At that time (mid 90’s), before reality TV, before hip-hop became THE commercial music format, the culture and its marquee artists were larger than life characters. Through this project I seek to ressurect some of that mythology by reinserting the very personas these artists promote to sell records, and putting them in a more human and vulnerable coming of age crime saga where they are now young men looking up to the gangster icon characters played by their father figures (Sam Jackson, Delroy Lindo). It has been said that film is the manipulation of space, and music the manipulation of time. Thus COGS is a manipulation of the deleted scene, the unreleased song, the space in between image and sound that connects the two.
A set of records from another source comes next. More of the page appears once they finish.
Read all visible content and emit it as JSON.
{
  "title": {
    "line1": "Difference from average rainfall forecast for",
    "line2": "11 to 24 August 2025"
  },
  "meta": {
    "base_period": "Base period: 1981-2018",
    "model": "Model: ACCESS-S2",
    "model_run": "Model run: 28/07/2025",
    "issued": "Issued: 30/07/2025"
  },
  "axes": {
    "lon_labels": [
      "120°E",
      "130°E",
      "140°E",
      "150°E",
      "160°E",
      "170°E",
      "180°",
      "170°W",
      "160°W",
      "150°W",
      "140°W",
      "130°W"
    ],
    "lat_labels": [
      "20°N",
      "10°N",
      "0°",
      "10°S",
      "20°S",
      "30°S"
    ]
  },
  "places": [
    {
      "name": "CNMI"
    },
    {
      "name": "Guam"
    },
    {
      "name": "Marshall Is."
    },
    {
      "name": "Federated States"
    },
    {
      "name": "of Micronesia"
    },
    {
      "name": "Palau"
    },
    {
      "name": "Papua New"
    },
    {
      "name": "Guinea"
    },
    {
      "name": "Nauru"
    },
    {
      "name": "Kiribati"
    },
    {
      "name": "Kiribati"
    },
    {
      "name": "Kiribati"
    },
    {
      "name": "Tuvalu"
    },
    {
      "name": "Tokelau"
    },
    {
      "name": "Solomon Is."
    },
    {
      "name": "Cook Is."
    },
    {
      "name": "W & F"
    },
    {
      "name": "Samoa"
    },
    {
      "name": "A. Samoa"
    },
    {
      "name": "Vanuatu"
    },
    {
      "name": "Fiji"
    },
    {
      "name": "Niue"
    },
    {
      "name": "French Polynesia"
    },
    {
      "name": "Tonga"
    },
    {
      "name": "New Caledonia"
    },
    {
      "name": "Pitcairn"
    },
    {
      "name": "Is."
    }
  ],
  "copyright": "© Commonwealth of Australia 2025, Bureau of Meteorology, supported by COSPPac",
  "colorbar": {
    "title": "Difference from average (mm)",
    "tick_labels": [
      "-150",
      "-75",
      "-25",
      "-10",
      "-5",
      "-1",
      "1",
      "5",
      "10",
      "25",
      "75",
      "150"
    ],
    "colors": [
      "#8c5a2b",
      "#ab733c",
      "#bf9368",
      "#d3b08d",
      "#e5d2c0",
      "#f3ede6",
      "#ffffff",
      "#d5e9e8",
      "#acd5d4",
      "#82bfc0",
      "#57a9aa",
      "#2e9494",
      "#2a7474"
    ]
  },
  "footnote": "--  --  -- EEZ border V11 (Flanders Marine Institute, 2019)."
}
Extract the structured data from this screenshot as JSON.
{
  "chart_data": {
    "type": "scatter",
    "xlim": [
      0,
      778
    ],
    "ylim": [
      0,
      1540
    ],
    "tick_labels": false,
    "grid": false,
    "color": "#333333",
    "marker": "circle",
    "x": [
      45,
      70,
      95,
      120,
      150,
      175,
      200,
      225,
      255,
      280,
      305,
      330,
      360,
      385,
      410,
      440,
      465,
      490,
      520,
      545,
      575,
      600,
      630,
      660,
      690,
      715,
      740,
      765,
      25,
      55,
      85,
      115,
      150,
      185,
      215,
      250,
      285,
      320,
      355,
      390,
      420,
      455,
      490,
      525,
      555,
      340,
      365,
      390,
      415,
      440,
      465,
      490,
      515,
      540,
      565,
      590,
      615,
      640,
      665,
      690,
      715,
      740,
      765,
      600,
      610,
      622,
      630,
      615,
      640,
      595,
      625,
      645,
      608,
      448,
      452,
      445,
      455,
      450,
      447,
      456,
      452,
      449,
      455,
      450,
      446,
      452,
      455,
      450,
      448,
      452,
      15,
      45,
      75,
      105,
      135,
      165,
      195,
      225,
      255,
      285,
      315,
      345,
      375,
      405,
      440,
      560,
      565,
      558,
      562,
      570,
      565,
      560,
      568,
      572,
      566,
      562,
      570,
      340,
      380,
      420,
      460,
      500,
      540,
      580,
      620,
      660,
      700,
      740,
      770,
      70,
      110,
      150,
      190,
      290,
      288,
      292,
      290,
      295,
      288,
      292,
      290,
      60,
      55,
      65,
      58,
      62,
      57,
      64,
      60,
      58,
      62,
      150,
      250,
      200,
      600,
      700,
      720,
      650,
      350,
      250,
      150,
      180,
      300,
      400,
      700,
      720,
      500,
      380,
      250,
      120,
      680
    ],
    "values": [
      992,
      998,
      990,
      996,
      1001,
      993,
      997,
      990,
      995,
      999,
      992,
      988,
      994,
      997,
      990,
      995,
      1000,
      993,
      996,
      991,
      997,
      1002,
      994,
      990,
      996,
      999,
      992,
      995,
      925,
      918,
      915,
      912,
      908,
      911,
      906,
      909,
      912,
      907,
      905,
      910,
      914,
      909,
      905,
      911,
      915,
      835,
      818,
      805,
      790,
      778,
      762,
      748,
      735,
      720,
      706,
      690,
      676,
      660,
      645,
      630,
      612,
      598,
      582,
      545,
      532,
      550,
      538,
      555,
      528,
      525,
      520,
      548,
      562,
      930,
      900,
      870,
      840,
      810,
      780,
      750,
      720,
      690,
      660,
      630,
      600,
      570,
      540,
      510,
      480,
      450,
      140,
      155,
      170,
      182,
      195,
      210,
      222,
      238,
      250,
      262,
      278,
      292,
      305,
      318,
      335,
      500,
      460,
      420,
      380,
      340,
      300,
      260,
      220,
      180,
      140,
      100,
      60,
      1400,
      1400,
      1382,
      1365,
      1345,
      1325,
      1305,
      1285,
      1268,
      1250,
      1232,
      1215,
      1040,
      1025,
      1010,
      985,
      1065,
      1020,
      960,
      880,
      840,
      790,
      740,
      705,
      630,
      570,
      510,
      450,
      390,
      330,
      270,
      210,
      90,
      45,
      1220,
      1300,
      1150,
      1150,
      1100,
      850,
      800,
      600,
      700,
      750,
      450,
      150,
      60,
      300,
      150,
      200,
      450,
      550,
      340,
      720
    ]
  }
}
Many of the beats I produced for this project have a layered meaning to them; the sample, the arrangements, the artist on the song, the verse, the placement within the story, the tone, all of these factors play into a larger dialogue, cultural commentary and narrative function. The function of this project is to change the function of music today from a disposable single based format to a longer form experience that may require several listens to fully digest, much how one would watch a film. It is with this ear for detail that I first heard Joe Bataan’s music (which was used as background music in a skit on The Fugees The Score album) and sought it out. So I wanted to flip the function, instead of Nas rhyming over a Joe Bataan sample, I wanted Joe Bataan to tell a story over a reinterpreted Nas record, and create a dynamic soundscape that has its own cultural/historical meaning behind it completely unique of the original song’s tone or message, and connecting the past to the future, all within an epic greek tragedy.

Being primarily a visual artist for most of my life, it always struck me that there was always some kind of disconnect in what vision I had in my head, and the process of how that translates to the canvas. I always appreciated the process of creating that image and the execution, but I always found that there was no such thing as the exact image in your head being on canvas, in fact, I found that most of the strongest points in creating work were in the unintentional mistakes that pushed the piece in another direction. While the interpretation and process of that thought may prove successful in the creative process, what about that thought in its original form? It is with this in mind that COGS aims to create within the listeners head their own completely original visual interpretation based on a combination of visual associations with films and their own personal association to rap verses they recognize. Through visceral sound, created through an intricate mix of sampled sounds, sound bites, and rap verses, one can create something completely unique in their own mind made from something created out of thousands of appropriated sources.